The default when declaring a submodule with mod xxx;
is that xxx
is private: no user of the current module will know that it depends on xxx
.
Combine this with selecting re-exporting symbols:
pub use self::leg::walk;
pub use self::head::nose::smell;
pub use self::tail::iron_tail;
pub use self::mouth::sonic_bark;
And you can call those directly: dog::walk()
, dog::smell()
, ...
Therefore, private imports and public re-exports help you have a hidden internal hierarchy while exposing a flat public interface.
Complete example:
mod dog {
pub use self::head::nose::smell;
pub use self::leg::walk;
pub use self::mouth::sonic_bark;
pub use self::tail::iron_tail;
mod leg {
pub fn walk() {}
}
mod head {
pub mod nose {
pub fn smell() {}
}
}
mod tail {
pub fn iron_tail() {}
}
mod mouth {
pub fn sonic_bark() {}
}
}
fn main() {
dog::sonic_bark();
}
It is possible, but you should absolutely not do this because it's unidiomatic, will probably break various tools and IDEs, and is just generally confusing. Please don't read this except for educational purposes.

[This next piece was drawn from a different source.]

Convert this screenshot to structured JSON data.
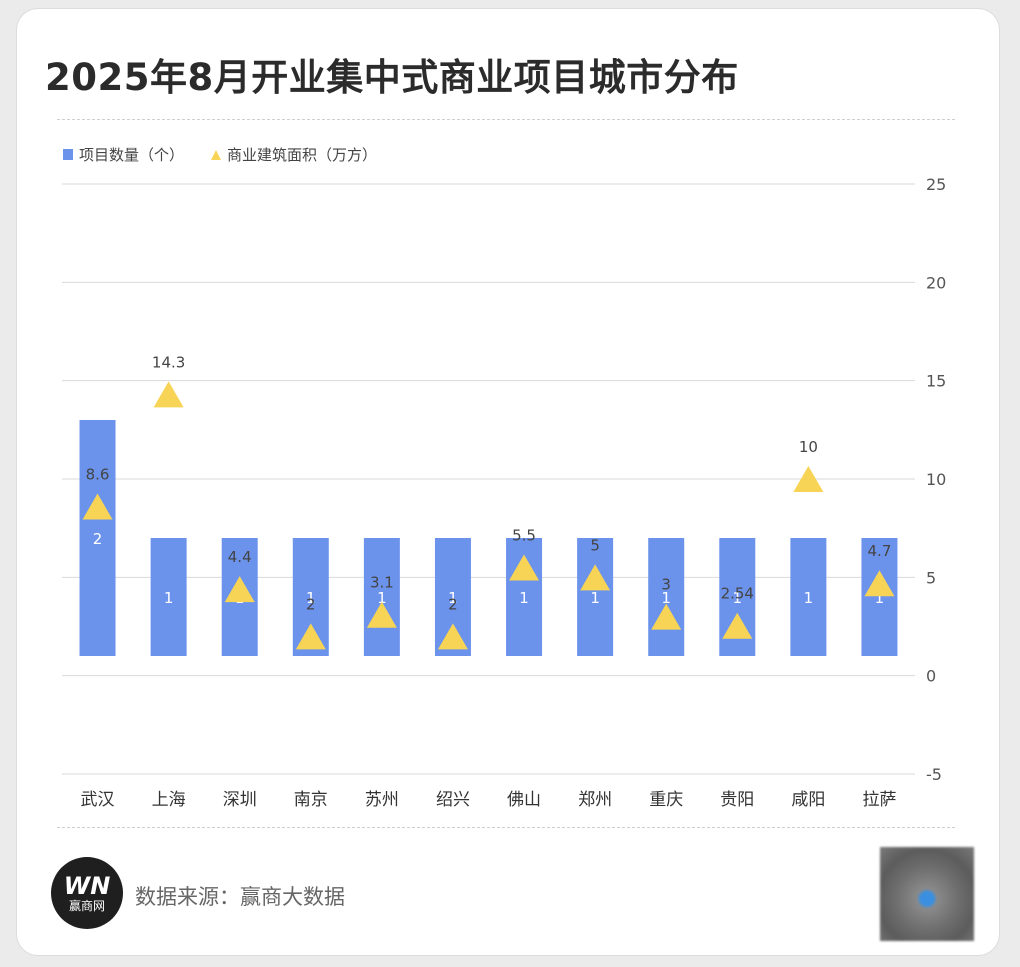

The trick is to use include!
to directly import source code.
Filesystem
do-not-do-this
├── Cargo.toml
├── src
│ ├── dog-head.rs
│ ├── dog-tail.rs
│ ├── dog.rs
│ └── main.rs
src/main.rs
mod dog;
fn main() {
dog::bark();
dog::wag();
}
src/dog.rs
include!("dog-head.rs");
include!("dog-tail.rs");
src/dog-head.rs
pub fn bark() {
eprintln!("Woof");
}
src/dog-tail.rs
pub fn wag() {
eprintln!("Swish");
}